The majority of the 100,000 Zulu coconuts procured each year are ordered from Vietnam. Traditionally, Zulu Krewe members transform the coconut from its whole, intact state to glitter-bedazzled throw. However, more and more members are resorting to using pre-drained and smoothed coconuts from a factory. Nevertheless, the members of the Zulu Social Aid and Pleasure Club put in an enormous amount of work into preparing the coveted coconuts. The most common colors are silver and gold to represent wealth, but some are painted black, representing coal. Each is unique and as ostentatious as the Mardi Gras carnival itself.
Often, the Zulu coconuts have faces that take advantage of the pattern of natural circular indentations on one end of the coconut. These pores are more than just a convenient pattern for anthropomorphic decorations, but are a consequence of the coconut palm’s reproductive biology. The coconut palm (Cocos nucifera) produces an inflorescence with both male and female flowers. The female flowers contain three ovules (tricarpellary ovary; plant biology word of the day) which could be pollinated and develop into an embryo within the fruit. The embryo (yes, just a baby plant waiting within the seed) develops just behind the pores on the coconut. While every coconut has the potential to form three embryos within each female flower, usually only one matures and this is the functional pore of the three. The functional pore can be pierced through, while the coconut shell has hardened over the other pores. If you leave your coconut under the right conditions (provided it hasn’t been drained of its milk), the embryo will continue to develop within the coconut and eventually it will start to sprout through the functional pore.
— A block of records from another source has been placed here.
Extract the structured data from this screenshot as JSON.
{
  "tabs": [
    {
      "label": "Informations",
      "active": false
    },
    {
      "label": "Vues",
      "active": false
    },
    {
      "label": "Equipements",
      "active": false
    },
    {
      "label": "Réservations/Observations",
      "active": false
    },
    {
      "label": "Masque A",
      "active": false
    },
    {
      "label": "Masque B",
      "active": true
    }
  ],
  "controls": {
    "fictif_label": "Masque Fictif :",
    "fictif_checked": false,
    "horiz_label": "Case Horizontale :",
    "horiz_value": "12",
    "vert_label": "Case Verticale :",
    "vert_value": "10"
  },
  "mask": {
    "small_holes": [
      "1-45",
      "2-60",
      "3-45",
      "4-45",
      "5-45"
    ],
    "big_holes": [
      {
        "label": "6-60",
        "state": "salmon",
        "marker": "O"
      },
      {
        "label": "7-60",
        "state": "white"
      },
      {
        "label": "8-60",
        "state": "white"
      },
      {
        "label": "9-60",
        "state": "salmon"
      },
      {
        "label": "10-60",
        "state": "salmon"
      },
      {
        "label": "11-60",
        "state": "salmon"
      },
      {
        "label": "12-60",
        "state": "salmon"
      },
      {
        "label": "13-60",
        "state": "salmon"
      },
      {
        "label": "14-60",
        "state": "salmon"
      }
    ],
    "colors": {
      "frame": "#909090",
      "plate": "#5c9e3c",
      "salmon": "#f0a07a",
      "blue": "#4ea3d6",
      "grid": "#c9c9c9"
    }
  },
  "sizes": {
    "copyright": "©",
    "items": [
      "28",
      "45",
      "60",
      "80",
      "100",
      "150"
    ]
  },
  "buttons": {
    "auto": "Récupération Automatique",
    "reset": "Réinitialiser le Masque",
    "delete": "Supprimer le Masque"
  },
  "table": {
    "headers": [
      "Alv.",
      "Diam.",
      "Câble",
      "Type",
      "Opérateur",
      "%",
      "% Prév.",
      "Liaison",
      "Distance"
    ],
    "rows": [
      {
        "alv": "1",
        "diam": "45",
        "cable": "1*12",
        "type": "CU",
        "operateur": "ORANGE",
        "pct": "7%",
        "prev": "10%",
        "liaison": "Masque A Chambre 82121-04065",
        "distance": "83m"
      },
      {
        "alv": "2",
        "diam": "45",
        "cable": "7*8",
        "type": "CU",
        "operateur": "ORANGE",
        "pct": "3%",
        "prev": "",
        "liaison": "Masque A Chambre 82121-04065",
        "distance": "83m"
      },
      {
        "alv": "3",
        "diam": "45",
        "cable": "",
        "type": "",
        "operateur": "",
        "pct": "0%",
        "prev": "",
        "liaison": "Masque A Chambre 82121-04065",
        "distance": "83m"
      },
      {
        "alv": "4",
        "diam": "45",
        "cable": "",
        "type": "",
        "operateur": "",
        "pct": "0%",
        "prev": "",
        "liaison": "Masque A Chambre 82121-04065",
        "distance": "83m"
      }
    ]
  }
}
Now you know more than you ever wanted to know about the importance of coconuts to one of our most beloved Louisiana traditions and the biology behind their ‘faces.’ If this has inspired you to see it for yourself, the Krewe of Zulu parade rolls bright and early Mardi Gras morning (this year: 03/04/14, 8am), so pace yourself at the Monday evening parades. Yell, “Throw me something, mister!” convincingly enough and you could get your own plant-based Mardi Gras memorabilia.